Une fenêtre sur l’actualité quotidienne de tous les événements liés directement ou indirectement au tabac
1 Août 2012 | Profession
 

Alors que le débat sur le réaménagement de la fiscalité tabac est déjà bien engagé, le directeur des Affaires Corporate France d’Imperial Tobacco, Eric Sensi, a adressé, ce 1er août, une tribune libre aux médias. Nous en publions ci-joint les principaux extraits. 

Le Gouvernement et les Parlementaires de la nouvelle majorité s’interrogent sur la politique à mener à l’égard du tabac, comme l’ont montré les récents échanges au Parlement … La société SEITA, en tant qu’industriel du tabac, trouve ces débats naturels et légitimes. Elle ne peut cependant laisser se répandre des idées fausses qui mettent en cause ses produits et son image.

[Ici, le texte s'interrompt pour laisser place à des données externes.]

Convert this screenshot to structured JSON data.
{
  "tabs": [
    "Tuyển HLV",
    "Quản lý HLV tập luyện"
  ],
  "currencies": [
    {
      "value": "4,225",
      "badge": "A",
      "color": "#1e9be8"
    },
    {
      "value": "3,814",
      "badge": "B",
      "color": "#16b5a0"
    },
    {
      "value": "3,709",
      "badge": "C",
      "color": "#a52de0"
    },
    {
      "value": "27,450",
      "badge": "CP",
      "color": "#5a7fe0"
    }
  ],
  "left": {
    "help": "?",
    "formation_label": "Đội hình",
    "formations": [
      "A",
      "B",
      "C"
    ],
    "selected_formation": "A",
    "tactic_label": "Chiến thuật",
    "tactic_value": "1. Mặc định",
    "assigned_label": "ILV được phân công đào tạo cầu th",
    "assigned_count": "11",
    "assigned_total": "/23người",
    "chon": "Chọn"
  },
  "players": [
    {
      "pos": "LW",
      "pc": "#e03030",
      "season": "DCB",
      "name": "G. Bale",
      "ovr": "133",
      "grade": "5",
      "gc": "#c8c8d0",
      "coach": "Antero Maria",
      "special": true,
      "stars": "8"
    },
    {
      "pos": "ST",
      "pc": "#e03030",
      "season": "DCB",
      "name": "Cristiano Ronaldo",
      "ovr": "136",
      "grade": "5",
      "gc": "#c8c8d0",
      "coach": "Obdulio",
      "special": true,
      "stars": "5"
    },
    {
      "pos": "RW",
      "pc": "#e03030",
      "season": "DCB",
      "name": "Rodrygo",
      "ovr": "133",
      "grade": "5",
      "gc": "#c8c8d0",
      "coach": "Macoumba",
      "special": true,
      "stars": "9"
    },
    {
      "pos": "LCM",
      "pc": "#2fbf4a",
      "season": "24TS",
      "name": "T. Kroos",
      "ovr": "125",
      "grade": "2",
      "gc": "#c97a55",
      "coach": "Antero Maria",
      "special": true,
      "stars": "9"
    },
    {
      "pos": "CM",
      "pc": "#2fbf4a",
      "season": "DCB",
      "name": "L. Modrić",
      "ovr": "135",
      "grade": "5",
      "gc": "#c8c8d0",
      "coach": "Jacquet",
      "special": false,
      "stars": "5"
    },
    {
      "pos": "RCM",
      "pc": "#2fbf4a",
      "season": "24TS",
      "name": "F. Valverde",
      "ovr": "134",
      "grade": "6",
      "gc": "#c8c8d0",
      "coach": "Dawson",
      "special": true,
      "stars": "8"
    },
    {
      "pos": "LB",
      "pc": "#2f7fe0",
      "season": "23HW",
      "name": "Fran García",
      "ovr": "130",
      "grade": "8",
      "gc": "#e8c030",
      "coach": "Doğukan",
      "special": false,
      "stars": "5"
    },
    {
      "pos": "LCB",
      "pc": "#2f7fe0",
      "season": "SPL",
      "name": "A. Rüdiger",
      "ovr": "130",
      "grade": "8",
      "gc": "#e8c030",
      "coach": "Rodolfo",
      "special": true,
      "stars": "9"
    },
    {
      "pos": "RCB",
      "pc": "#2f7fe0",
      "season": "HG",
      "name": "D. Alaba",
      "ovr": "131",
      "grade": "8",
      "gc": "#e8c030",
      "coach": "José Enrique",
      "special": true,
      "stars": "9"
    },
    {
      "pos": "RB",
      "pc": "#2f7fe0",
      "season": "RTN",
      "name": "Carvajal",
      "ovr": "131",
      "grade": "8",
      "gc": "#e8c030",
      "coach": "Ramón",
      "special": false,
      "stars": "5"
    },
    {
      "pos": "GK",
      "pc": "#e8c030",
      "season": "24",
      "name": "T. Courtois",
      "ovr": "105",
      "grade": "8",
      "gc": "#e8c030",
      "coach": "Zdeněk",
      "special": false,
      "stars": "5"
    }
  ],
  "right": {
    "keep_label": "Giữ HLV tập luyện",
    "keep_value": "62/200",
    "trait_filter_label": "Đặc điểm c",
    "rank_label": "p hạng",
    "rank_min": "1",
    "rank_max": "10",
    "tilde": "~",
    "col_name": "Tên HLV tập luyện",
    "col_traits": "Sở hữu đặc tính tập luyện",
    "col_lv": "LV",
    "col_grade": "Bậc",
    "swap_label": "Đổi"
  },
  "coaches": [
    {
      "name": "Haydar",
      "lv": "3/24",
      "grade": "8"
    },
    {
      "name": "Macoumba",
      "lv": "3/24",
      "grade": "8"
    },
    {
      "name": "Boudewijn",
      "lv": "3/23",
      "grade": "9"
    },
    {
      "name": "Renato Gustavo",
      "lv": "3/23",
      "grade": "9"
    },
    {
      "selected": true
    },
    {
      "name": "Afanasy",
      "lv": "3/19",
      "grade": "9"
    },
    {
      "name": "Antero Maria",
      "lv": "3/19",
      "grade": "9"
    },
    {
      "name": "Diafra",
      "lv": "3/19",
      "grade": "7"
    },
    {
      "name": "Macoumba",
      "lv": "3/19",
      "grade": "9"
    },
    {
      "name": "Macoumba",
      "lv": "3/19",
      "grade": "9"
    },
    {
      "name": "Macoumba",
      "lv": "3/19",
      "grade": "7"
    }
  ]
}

Nous sommes en effet surpris du lien que certains établissent entre prix et qualité. En tant qu’industriel au savoir-faire reconnu, nous ne pouvons laisser s’installer l’idée que les produits de la SEITA, parce qu’ils sont moins chers, seraient de mauvaise qualité. Les différences de prix s’expliquent avant tout par la renommée des marques et non par le mode de fabrication du produit. En effet, tous les produits légalement mis sur le marché en France respectent les mêmes réglementations. Les différences de goût et de mélange tiennent aux variétés de tabac et aux ingrédients utilisés, qui créent l’identité de chaque marque. La qualité des produits n’est donc nullement concernée

… Seul industriel français du tabac à posséder quatre usines et des laboratoires de recherche en France employant 1200 personnes au total, nous sommes surpris de voir injustement attaquée la réputation de produits fabriqués sur le territoire national, dans le respect des normes de qualité et environnementales … A l’heure où le pays se mobilise pour le redressement productif, c’est un mauvais coup porté à la pérennité des productions nationales et au savoir faire des hommes et des femmes de la SEITA que de mettre en doute la qualité de nos produits …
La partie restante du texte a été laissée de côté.